Characters impart energy via magic points, equal to their POW, and regain this every twelve hours, or six if resting which is certainly quite fast. Magic is rated in order of magnitude, the power and the magic point cost behind the spell. Common magic is relatively cheap and easy to learn, consisting of about sixty quick utility spells (befuddle, bladesharp, disruption, heal, second sight, etc) that were once called "battle magic", "spirit magic", or even "rune magic" in prior editions. Spirit magic now is the location and binding of spirits (limited by cult rank and CHA), whilst divine and sorcery magics are as per prior editions. Divine magic is powered by "dedicated POW", reducing the amount of free magic points that the character can use, but providing a pool from which the divine spells can be cast. Divine spells, of which around fifty are described, are particularly noted for their power, and the size of the pool is limited by the standing of the character within the cult. In contrast, sorcerers have a grimoire skill for each book from the selection of around forty spells, and are limited by their INT on how many they can hold in their memory at any one point in time. Their ability to modify spells depends on the manipulation skill, which determines limits to changes to magnitude, range, duration, targets, and combination.

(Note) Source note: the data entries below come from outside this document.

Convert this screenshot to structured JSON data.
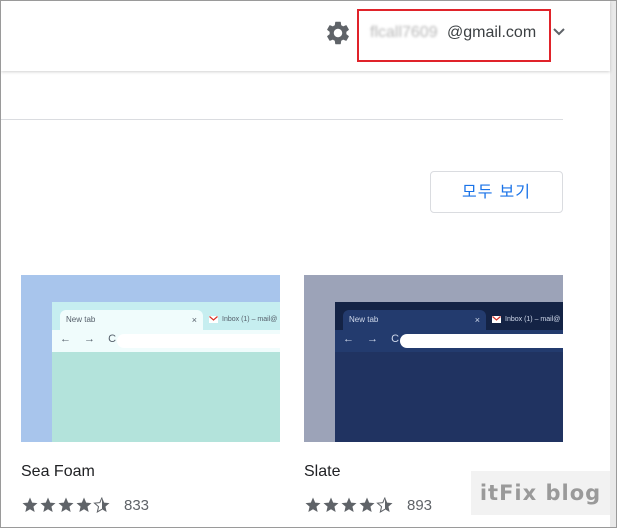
{
  "header": {
    "account_user": "flcall7609",
    "account_domain": "@gmail.com",
    "settings_icon": "gear-icon",
    "menu_icon": "chevron-down-icon"
  },
  "section": {
    "view_all_label": "모두 보기"
  },
  "themes": [
    {
      "name": "Sea Foam",
      "rating": 4.5,
      "rating_count": "833",
      "preview": {
        "tab_label": "New tab",
        "tab_close": "×",
        "other_tab_label": "Inbox (1) – mail@",
        "nav_glyphs": "← → C",
        "colors": {
          "background": "#a8c5ec",
          "frame": "#c6eef0",
          "active_tab": "#f0fcfc",
          "page": "#b3e3db",
          "text": "#555f6a"
        }
      }
    },
    {
      "name": "Slate",
      "rating": 4.5,
      "rating_count": "893",
      "preview": {
        "tab_label": "New tab",
        "tab_close": "×",
        "other_tab_label": "Inbox (1) – mail@",
        "nav_glyphs": "← → C",
        "colors": {
          "background": "#9ca3b8",
          "frame": "#142345",
          "active_tab": "#233b6e",
          "page": "#203361",
          "text": "#cfd8ea"
        }
      }
    }
  ],
  "watermark": "itFix blog",
  "colors": {
    "accent": "#1a73e8",
    "highlight_box": "#e0232a",
    "star": "#5f6368"
  }
}
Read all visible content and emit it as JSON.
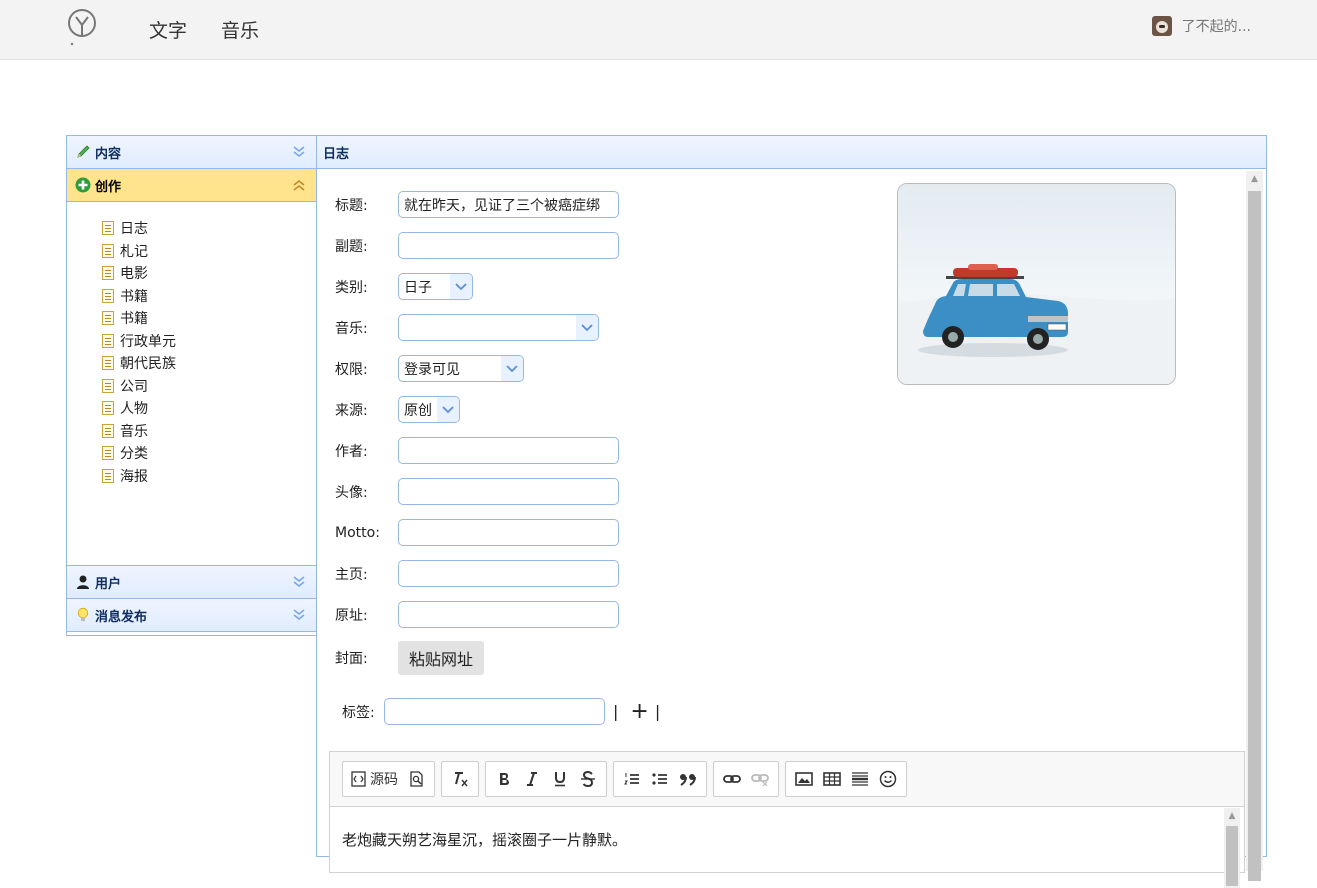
{
  "nav": {
    "links": [
      "文字",
      "音乐"
    ],
    "user_name": "了不起的..."
  },
  "sidebar": {
    "sections": [
      {
        "title": "内容",
        "icon": "pencil-icon"
      },
      {
        "title": "创作",
        "icon": "plus-icon"
      },
      {
        "title": "用户",
        "icon": "user-icon"
      },
      {
        "title": "消息发布",
        "icon": "lightbulb-icon"
      }
    ],
    "items": [
      "日志",
      "札记",
      "电影",
      "书籍",
      "书籍",
      "行政单元",
      "朝代民族",
      "公司",
      "人物",
      "音乐",
      "分类",
      "海报"
    ]
  },
  "panel": {
    "title": "日志",
    "fields": {
      "title_label": "标题:",
      "title_value": "就在昨天，见证了三个被癌症绑",
      "subtitle_label": "副题:",
      "subtitle_value": "",
      "category_label": "类别:",
      "category_value": "日子",
      "music_label": "音乐:",
      "music_value": "",
      "permission_label": "权限:",
      "permission_value": "登录可见",
      "source_label": "来源:",
      "source_value": "原创",
      "author_label": "作者:",
      "author_value": "",
      "avatar_label": "头像:",
      "avatar_value": "",
      "motto_label": "Motto:",
      "motto_value": "",
      "homepage_label": "主页:",
      "homepage_value": "",
      "origin_label": "原址:",
      "origin_value": "",
      "cover_label": "封面:",
      "paste_button": "粘贴网址",
      "tags_label": "标签:",
      "tags_value": "",
      "tag_sep_left": "|",
      "tag_add": "+",
      "tag_sep_right": "|"
    }
  },
  "editor": {
    "source_label": "源码",
    "content": "老炮藏天朔艺海星沉，摇滚圈子一片静默。"
  },
  "colors": {
    "accent_border": "#95b8e7",
    "active_section": "#ffe48d",
    "header_text": "#0e2d5f"
  }
}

Cults, Heroic Abilities, Creatures, and GMs
Cults are those organisations which provide influence, magic, and training in return for devotion and donations, and are associated with compatible runes. Cults also have mythologies, which a character can call upon (using their culture skill) to gain inspiration (e.g., bonuses to skill rolls) and insight. Three sample cults are offered, which descriptions of their associated runes, magic, skills, core myths, and membership. These include Orlanth The Dragon (a theist cult), The Fire Dancer (a spirit cult), and the Black Serpent (a sorcery cult). Of particular note here is how the game includes a step-by-step process on how to interact with a myth through a cultic ritual - finally some core rules in print for HeroQuesting!
Derived from the previous edition of RuneQuest, the next chapter include examples Heroic Abilities, extraordinary abilities that require Hero Points, and minimum ability scores. These are effectively superhuman feats, and could be just as easily represented by extraordinary skill tests. Hero Points are better spent on narrative effects. Immediately following, the creatures chapter notes the classic distinction in RQ between variable intelligence and fixed intelligence, and provides a small collection of creature traits (dark sight, poison, etc), before allocating a page each (with far too much white space) to a short collection of a mere twenty-one creatures with Gloranthan flavour (alas, no ducks, nor rubble runners).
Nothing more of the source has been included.